My childhood was fantastic.

I'm still a fuckup.

Don't worry.

It's really affected my life, I try to be an upstanding citizen but I always fall back to who I sm

tfw had the most cozy childhood actually possible.

>Big cozy house in the middle of Sydney
>Lots of friends
>24/7 access to internet
>Father and mother figure
>Cute dog (pick related)
>Lots of presents every birthday and Christmas plus celebrated Easter with chocolate and large family dinners

wew lad

Here. Disabled brother + raised by a single mom who wokred evenings so I got basically no attention as a kid/teenager. Massive neglect and the ensuing depression fucked me over hard for a long time. Luckily I am snapping out of it slowly and I have good genetics so I'll be ok, but shit was rough. It's hard to explain to normies what 15 years of extreme depression and extreme self hatred is like.

I never speak of that issue since I don't want to appear as spoiled brat. But my parents are still married and I was raised in a middle class home. I'm 27 yo , with a b.a (useless one) and now work in the IT field in a respectable company. I acted independent as far as I can remember. But, up until today my parents and siblings treat me like a useless peace of shit. I'm not , I'm not your average kike. I'm poor but hardworking. So sometimes "good" families can be hell. It's worst to know you care dearly for someone yet he treats you as a peace of shit .. than caring for no one and living your life.

Tell dat boi its like having a gangnam style when everyone else wants to harlem shake.

F

Lived in a mobile home in a bad area in North Edmonton. Had zero friends till I was 13, never left home unless I had school either as nothing could be safely walked, moderately bullied till 12 years old when I broke a bully's finger and nose. Closest confidant was my grandmother.

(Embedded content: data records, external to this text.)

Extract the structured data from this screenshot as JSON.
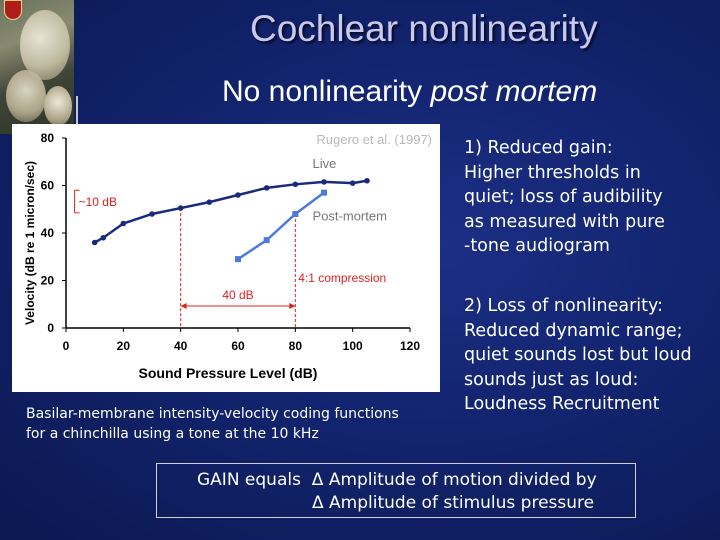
{
  "slide": {
    "title": "Cochlear nonlinearity",
    "subtitle_normal": "No nonlinearity",
    "subtitle_italic": "post mortem",
    "caption_line1": "Basilar-membrane intensity-velocity coding functions",
    "caption_line2": "for a chinchilla using a tone at the 10 kHz",
    "point1": [
      "1) Reduced gain:",
      "Higher thresholds in",
      "quiet; loss of audibility",
      "as measured with pure",
      "-tone audiogram"
    ],
    "point2": [
      "2) Loss of nonlinearity:",
      "Reduced dynamic range;",
      "quiet sounds lost but loud",
      "sounds just as loud:",
      "Loudness Recruitment"
    ],
    "gain_label": "GAIN equals",
    "gain_line1": "Δ Amplitude of motion divided by",
    "gain_line2": "Δ Amplitude of stimulus pressure"
  },
  "chart_data": {
    "type": "line",
    "xlabel": "Sound Pressure Level (dB)",
    "ylabel": "Velocity (dB re 1 micron/sec)",
    "xlim": [
      0,
      120
    ],
    "ylim": [
      0,
      80
    ],
    "x_ticks": [
      "0",
      "20",
      "40",
      "60",
      "80",
      "100",
      "120"
    ],
    "y_ticks": [
      "0",
      "20",
      "40",
      "60",
      "80"
    ],
    "source_label": "Rugero et al. (1997)",
    "annotations": {
      "live": "Live",
      "post_mortem": "Post-mortem",
      "gain_loss": "~10 dB",
      "threshold_shift": "40 dB",
      "compression": "4:1 compression"
    },
    "colors": {
      "live": "#1a2a7a",
      "post_mortem": "#4a7bdc",
      "annotation": "#e02020"
    },
    "series": [
      {
        "name": "Live",
        "x": [
          10,
          13,
          20,
          30,
          40,
          50,
          60,
          70,
          80,
          90,
          100,
          105
        ],
        "y": [
          36,
          38,
          44,
          48,
          50.5,
          53,
          56,
          59,
          60.5,
          61.5,
          61,
          62
        ]
      },
      {
        "name": "Post-mortem",
        "x": [
          60,
          70,
          80,
          90
        ],
        "y": [
          29,
          37,
          48,
          57
        ]
      }
    ]
  }
}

Worked my ass off and got a car at 16 ($2500 Chevy truck). Worked 20 hour weeks during high school. Finished with honors. Have lifelong sexual dysfunction due to botched circumcision so not distracted by females after soul crushing first gf experience. Have small core group of nerd friends. First time I can reasonably say I feel like I belong.

First year univeristy, work 3 jobs, live 45 minutes outside the city, friends move out of province. Grandmother and 3 other family members die. Parents lose jobs in great recession, working overtime during school to put food on table. 2.0GPA.

Have mental breakdown.

Save up to live in dorms on campus as I had zero friends. Join fraternity to meet more people. Possible bipolar disorder brewing. Study and work hard for 3 years, gain core group of friends.

Get into medical school first year and a half amazing. Best time of life, had loving GF. BAM BIPOLAR DISORDER BITCH.

fuckload of lithium later no GF and school is fine. I have a 28 hour shift tomorrow.

Night Sup Forums. Answer is resolve and putting yourself in the right situation

>lemme relate that story to my favorite coon tunes.

you are a handful of things i hate.

Same here bud, younger bro had a very visible birth defect. Couldn't blame my parents for pouring everything they had into him but fuck did it mess me up

It's probably brain chemistry.

I am over 30 and spent my youth and 20s thinking I had some "issues" and that's why I felt anxious and fucked up.

Then I found out that it was just ADD.

Don't be like me. Find a chemical solution early. Try supplements and drugs until you feel steady and focused. Do research.